President John Evans Mills

IT APPEARS President Atta Mills is on a collision course with the Ashantis over what some Members of Parliament have described as his incessant ethnocentric innuendos at the Ashanti Region.

Presenting his fourth state-of-the-nation address to Parliament yesterday, President Mills indicated he did not intend to bring violence in the Ashanti Region, neither did he know of anybody seeking to use his name to perpetrate such act.

However, just after the presentation of the address, some MPs said they were outraged and highly scandalized by President Mills’ unprovoked innuendos at Ashantis.

“The last time President Mills said this Ashanti project or agenda. What is this Ashanti project? Today he is talking about violence in Ashanti region. What is it about Ashantis and why does he always single out the Ashanti region for his innuendos and not other regions?” Kwaku Baladoo Manu, MP for Ahafo Ano South in the Ashanti Region quizzed angrily.

He said instead of giving the correct state of the nation, President Mills had rather decided to engage in ethnocentrism to polarize the nation.

“Why has the president failed to give us the true state of the nation, why has he not told Ghanaians the reasons for the failed STX housing deal and why has he not informed the people any thing about the Woyome scandal in which billions of cedis to Alfred Agbesi Woyome?

“President Mills has failed to tell Ghanaians how their money was given to Woyome for no work done and yet he found it appropriate to cast innuendos at Ashantis,” Mr. Baladoo Manu fumed.

Prof. George Yaw Gyan-Baffour, MP for Wenchi, said the mention of Ashanti Region in President Mills’ address was unfortunate and regrettable.

Minority MPs

The former deputy minister for Finance and Economic Planning said the president should have used the opportunity to reconcile a deeply divided nation and not rather make ethnocentric comments.
Prof. Gyan-Baffour said he was hugely disappointed over President Mills’ comments that could have security implications.

“Why is the President talking about election violence in Ashanti Region?” Dr. Anthony Akoto Osei, MP for Old Tafo in the Ashanti Region, who is also a former Minister of State at the Ministry of Finance and Economic Planning, asked.

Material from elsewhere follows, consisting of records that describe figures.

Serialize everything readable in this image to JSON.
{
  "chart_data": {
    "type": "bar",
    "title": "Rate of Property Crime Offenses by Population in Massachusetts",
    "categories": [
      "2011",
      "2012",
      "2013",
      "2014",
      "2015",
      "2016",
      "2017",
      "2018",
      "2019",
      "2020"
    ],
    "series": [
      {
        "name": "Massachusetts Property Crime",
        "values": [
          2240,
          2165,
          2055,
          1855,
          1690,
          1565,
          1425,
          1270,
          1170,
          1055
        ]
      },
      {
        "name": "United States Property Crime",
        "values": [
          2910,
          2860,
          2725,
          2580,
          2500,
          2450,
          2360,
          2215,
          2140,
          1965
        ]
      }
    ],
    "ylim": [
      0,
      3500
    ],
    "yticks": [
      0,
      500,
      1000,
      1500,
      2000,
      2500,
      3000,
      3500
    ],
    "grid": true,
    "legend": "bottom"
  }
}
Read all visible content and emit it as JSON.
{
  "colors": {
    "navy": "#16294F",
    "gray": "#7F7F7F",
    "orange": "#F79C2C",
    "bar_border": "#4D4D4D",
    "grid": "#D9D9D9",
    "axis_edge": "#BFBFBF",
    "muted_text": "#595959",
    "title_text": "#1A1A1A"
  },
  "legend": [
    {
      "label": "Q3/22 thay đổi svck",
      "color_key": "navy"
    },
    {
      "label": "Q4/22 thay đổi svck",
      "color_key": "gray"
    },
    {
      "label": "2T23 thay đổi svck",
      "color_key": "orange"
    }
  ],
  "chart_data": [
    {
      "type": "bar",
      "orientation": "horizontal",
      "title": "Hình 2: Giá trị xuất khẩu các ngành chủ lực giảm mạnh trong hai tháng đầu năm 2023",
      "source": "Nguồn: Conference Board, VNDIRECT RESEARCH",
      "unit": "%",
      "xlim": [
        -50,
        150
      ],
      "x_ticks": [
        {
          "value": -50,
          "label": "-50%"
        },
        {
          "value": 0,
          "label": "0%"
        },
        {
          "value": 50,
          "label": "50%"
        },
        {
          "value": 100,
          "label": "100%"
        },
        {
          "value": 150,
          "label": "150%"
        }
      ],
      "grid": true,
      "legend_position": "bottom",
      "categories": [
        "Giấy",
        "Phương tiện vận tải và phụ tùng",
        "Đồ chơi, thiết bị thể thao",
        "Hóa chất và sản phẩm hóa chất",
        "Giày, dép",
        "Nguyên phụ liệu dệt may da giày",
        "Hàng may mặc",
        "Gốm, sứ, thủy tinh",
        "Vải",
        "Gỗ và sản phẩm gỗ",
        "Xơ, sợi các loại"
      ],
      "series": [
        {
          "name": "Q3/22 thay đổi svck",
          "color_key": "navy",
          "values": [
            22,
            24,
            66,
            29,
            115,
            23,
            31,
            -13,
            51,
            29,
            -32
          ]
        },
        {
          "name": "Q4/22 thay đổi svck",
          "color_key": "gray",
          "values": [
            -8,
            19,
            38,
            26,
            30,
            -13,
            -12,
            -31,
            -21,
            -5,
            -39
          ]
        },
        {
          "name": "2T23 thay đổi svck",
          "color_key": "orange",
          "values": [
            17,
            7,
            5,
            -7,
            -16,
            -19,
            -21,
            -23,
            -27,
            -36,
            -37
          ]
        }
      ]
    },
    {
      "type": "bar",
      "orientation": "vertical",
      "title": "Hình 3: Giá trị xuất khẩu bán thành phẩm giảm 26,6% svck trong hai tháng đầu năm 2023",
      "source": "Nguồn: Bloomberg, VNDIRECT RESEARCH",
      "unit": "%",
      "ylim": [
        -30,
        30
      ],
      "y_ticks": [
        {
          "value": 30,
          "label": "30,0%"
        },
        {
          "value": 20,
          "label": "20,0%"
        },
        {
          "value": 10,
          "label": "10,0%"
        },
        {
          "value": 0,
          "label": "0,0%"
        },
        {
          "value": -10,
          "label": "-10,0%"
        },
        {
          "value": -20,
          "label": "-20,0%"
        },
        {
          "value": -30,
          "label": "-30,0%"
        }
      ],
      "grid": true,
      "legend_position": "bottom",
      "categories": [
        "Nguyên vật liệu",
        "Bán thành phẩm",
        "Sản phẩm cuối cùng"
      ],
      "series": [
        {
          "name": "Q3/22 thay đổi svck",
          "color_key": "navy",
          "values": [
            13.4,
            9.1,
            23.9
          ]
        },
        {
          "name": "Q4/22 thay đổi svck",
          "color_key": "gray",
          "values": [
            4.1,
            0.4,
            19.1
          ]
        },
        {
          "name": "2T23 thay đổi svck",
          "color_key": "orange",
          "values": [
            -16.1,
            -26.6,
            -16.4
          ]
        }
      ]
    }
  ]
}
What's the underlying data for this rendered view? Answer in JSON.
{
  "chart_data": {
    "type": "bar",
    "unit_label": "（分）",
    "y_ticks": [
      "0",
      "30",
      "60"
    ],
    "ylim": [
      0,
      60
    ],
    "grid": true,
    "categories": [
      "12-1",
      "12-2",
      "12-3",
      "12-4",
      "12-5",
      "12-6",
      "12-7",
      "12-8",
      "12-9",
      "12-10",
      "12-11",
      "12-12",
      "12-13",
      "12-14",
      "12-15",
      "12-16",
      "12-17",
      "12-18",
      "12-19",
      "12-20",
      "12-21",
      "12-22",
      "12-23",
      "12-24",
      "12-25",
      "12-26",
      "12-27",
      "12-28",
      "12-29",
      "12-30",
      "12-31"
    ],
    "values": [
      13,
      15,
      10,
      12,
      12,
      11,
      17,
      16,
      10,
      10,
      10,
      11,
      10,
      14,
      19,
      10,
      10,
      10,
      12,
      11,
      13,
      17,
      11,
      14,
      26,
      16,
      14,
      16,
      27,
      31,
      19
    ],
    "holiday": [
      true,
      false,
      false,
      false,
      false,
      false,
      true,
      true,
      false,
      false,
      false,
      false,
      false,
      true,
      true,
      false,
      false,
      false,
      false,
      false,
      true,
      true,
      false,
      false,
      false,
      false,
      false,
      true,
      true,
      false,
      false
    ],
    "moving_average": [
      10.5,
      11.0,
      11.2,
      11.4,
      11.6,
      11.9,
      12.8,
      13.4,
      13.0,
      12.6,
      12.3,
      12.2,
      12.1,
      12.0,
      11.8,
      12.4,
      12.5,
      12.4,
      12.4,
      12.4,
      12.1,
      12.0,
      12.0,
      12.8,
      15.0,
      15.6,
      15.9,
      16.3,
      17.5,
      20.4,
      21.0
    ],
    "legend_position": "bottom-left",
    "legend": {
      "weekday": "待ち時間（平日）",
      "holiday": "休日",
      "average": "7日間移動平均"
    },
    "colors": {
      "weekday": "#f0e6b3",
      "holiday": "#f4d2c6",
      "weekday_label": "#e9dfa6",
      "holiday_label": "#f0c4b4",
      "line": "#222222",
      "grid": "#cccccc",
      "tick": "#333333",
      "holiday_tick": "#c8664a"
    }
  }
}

He expressed his disappointment about President Mills’ state-of-the-nation address, saying that the chief executive of the land had failed to tackle the real issues such as corruption, particularly the Woyome scandal.

Dr. Owusu Afriyie Akoto, MP for Kwadaso, said the ethnocentric comments showed how divisive President Mills was and not a man portrayed as a peace-loving person.

“President Mills’ comments were a reflection of the mediocrity of his state-of-the-nation address,” the Kwadaso MP stressed.

Expressing his disappointment, MP for Ahafo Ano North, Richard Akuako Adiyia, said President Mills’ statement was full of ethnocentric innuendos, non-reconciliatory and lacked vision for Ghanaians.

Isaac Kwame Asiamah, MP for Atwima-Mponua in the Ashanti Region, said the message was “part of gargantuan lies” the Mills administration had been peddling around and that Ghanaians should show him the exit.

“All the figures of exercise books and school uniform Mills said his administration has provided are all cooked up figures as they are non-existent on the ground,” Mr. Asiamah, the Minority spokesperson on Youth, Sports and Culture, stated.

However, NDC MPs insisted the president was spot on in his delivery as he attempted to deflate the impression that government was planning to disrupt voting in the opposition NPP stronghold of Ashanti Region.

Deputy Minister for Energy, Alhaji Inusah Fuseini, who is also the NDC MP for Tamale Central, said President Mills was a peace-loving person who would not do anything that would divide the country.

His colleague deputy Energy Minister, Emmanuel Kofi-Armah Buah, who is also the MP for Ellembele, reiterated similar sentiments, saying President Mills’ address was highly appropriate as he adequately captured all the sectors of the economy.